In Prison Work Right Livelihood?
Updated: May 26, 2020
POF facilitator Sherrin Fitzer’s latest article explores the question of the concept of right livelihood in relation to working in prisons. The following is an excerpt from “Working in a Prison: Right Livelihood or Quilt of Lies?” in The Tattooed Buddha:
As my spiritual beliefs moved further to the east I thought about my work in connection with right livelihood, one of Buddhism’s Noble Eightfold Path. Is working in a prison an occupation that does not cause unnecessary harm to other living things? I would say that prison does cause unnecessary harm to the people incarcerated.
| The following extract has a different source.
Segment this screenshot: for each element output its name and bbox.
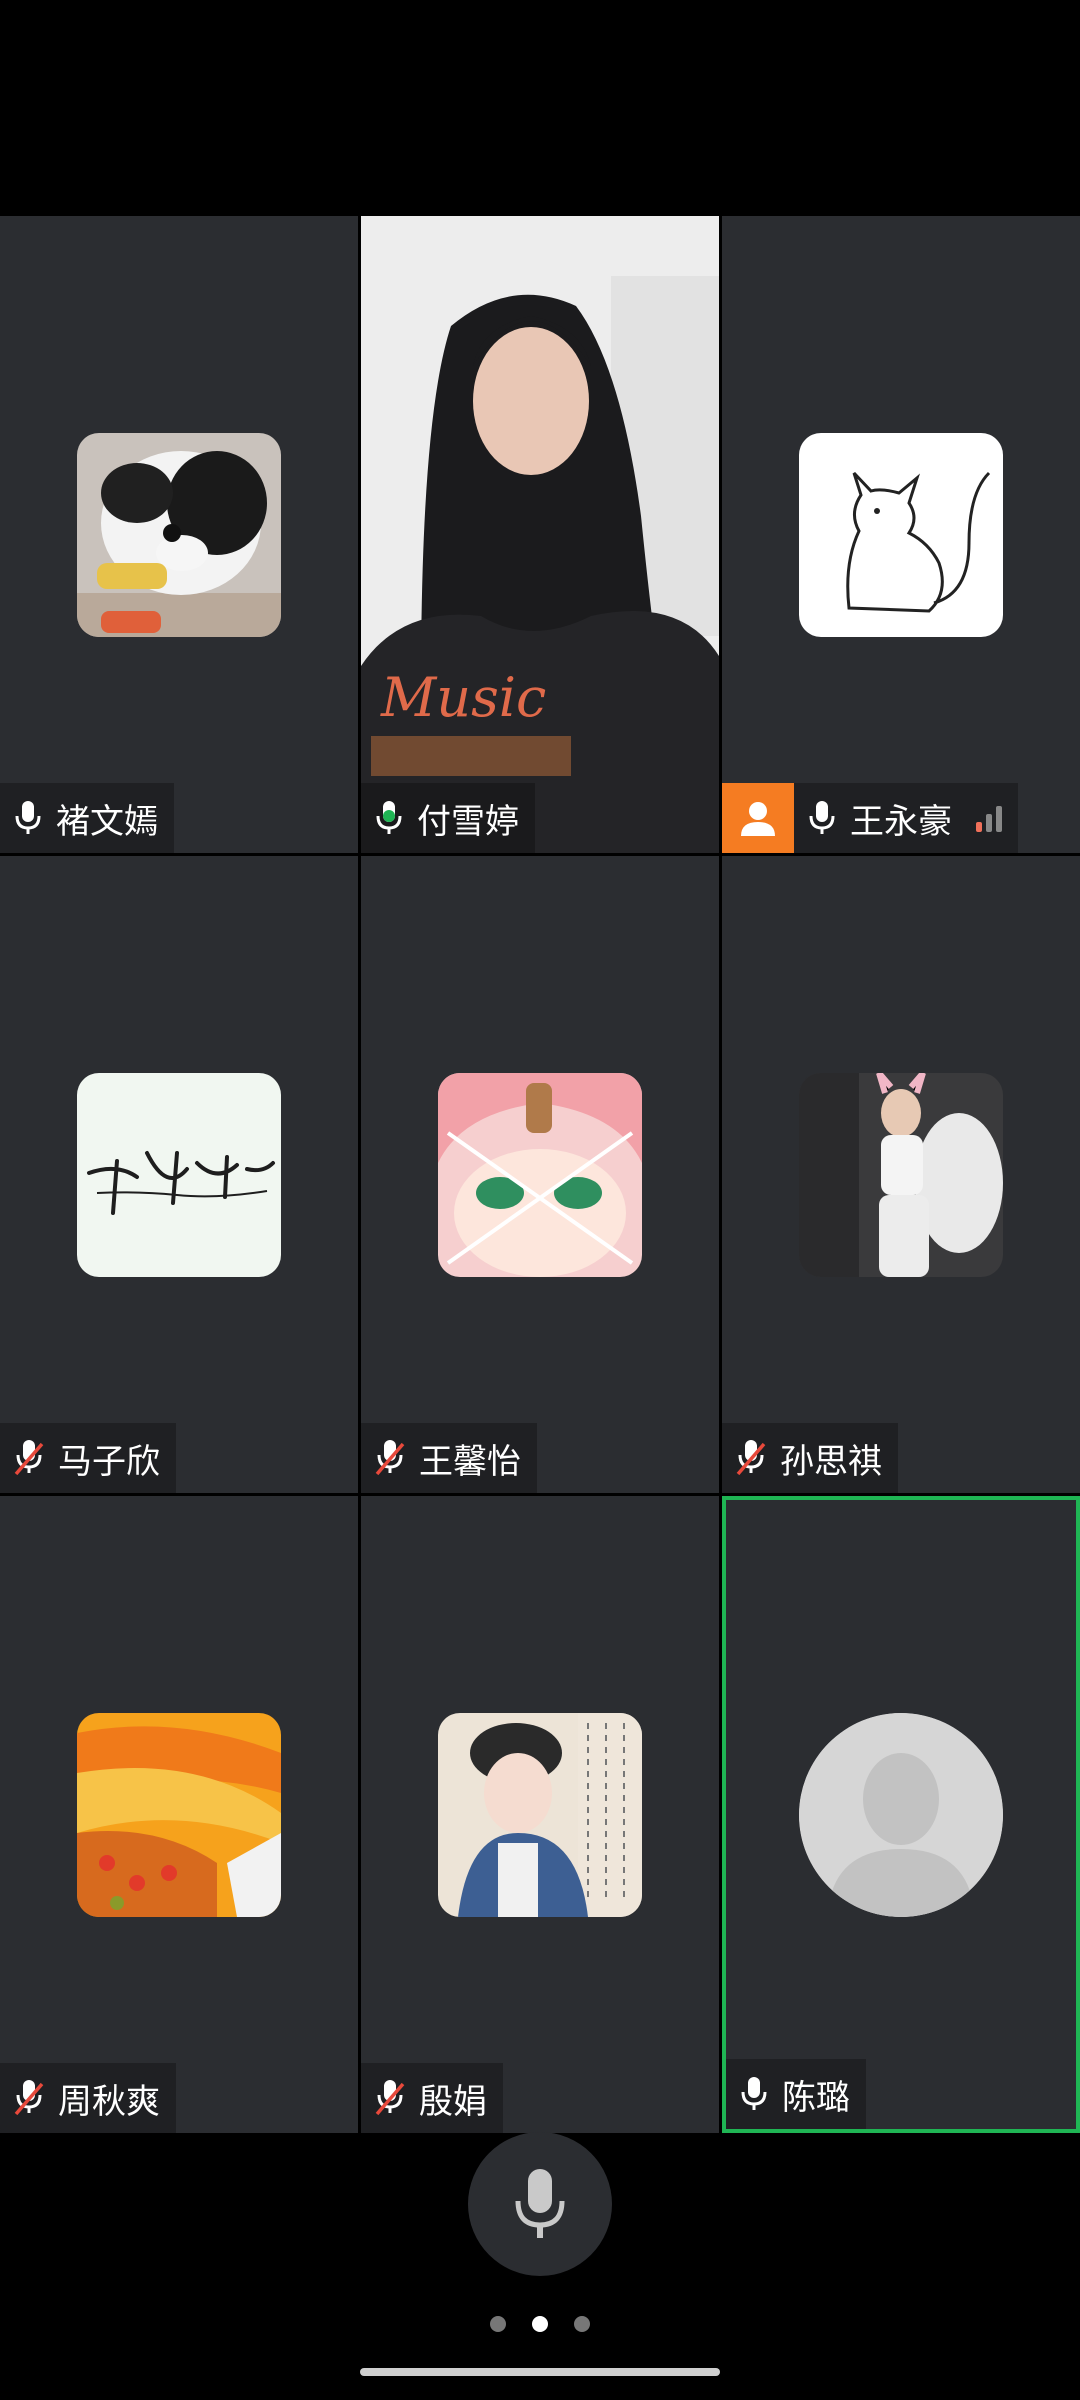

Even if you believe that a person deserves to be incarcerated in addition to the sentence imposed by the judge, additional harm often occurs. The officers may be rude and disrespectful. The medical care may not be adequate. There may be little to no rehabilitation available. Women may not be able to see their children. So I ask myself do I/should I take the responsibility for that and I ask, “Am I myself causing unnecessary harm to the women who I work with?” I hope that I do not cause harm to the women I work with. I try to ease pain and do good. If I did not work for a prison I would work toward prison abolition and/or prison reform (there is a compromise of my beliefs). If I no longer had my job because fewer women were being sentenced to prison, I would be happy. I could live with that.